Così, gli attori portano in scena «la loro stessa distanza, i loro imbarazzi» – come scrive Massimo Marino sul Corriere di Bologna – guardando ai coniugi consapevoli della crepa fra un «noi» e un «loro», una dolorosa constatazione di un divario socio-culturale che certo non inficia un’amicizia: fra una coppia che ha vissuto una vita nel senso più alto della condivisione, della relazione e della semplicità e una generazione di trentenni disorientata che non condivide se non virtualmente e non riesce ad essere felice. Mica come Giuliano e Annalisa, che con quel poco che avevano nella loro oasi di periferia lo sono sempre stati, insieme, davanti al caminetto. C’è qualcosa che si è inceppato nel passaggio fra noi e loro, sembra suggerire Kepler-452: «In città abbiamo tutto, ma qualcosa manca».
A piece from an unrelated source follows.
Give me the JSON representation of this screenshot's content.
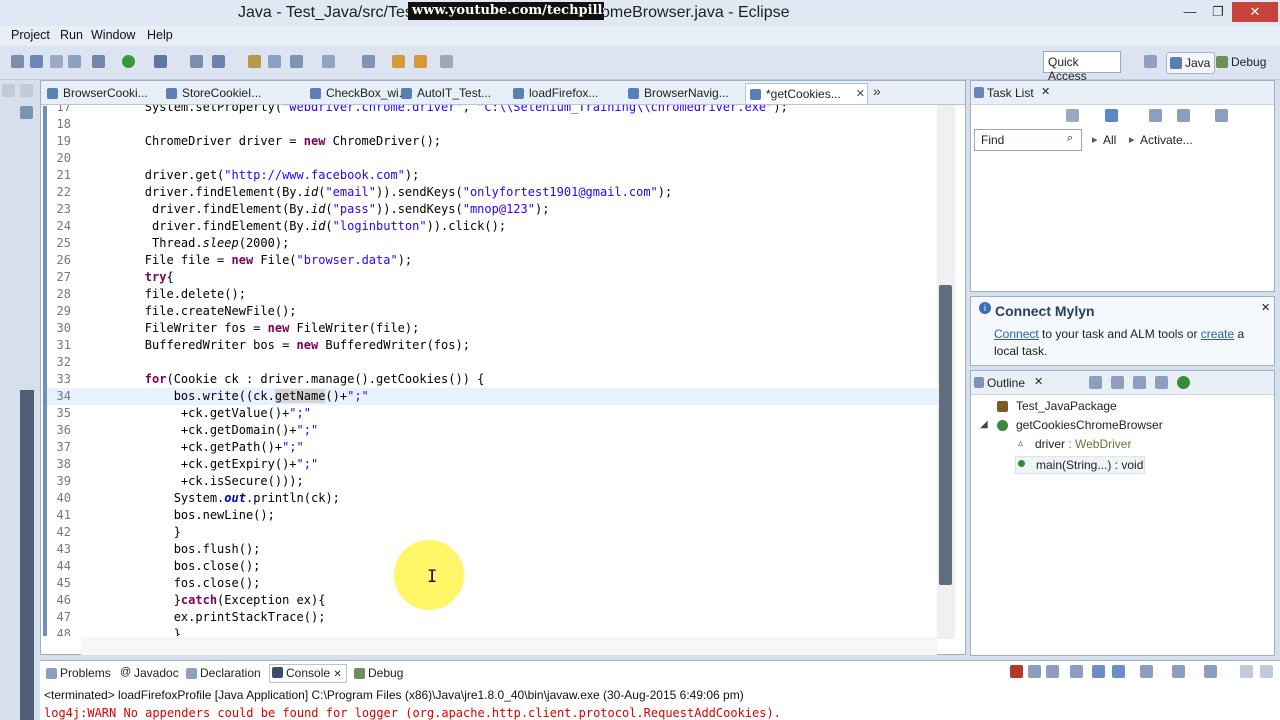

Presentato a Roma (tornerà in stagione al TdR a febbraio’19) in occasione di Dominio Pubblico – il festival multidisciplinare ideato e progettato da ragazzi under 25 – e con alle spalle la produzione di ERT (un segnale importante se una giovane compagnia può essere sostenuta da un Nazionale), Il giardino dei ciliegi è uno spettacolo poco incasellabile per la molteplicità delle sue traiettorie.
Rappresenta infatti, fra le altre cose, una riflessione sulla felicità, sull’amore e sull’amicizia che oltrepassano qualsiasi atto burocratico; è un confronto fra l’identità di due generazioni, un incontro fra un capolavoro del teatro e la vita reale. È l’attraversamento di una geografia politica bolognese in continua trasformazione; il passaggio da una società del passato che conserva un’”anima” a un nuovo modello di società globalizzata e, non ultimo, è una riflessione stessa sul teatro e sulle possibilità di trasporre sulla scena una storia in modi ancora inediti.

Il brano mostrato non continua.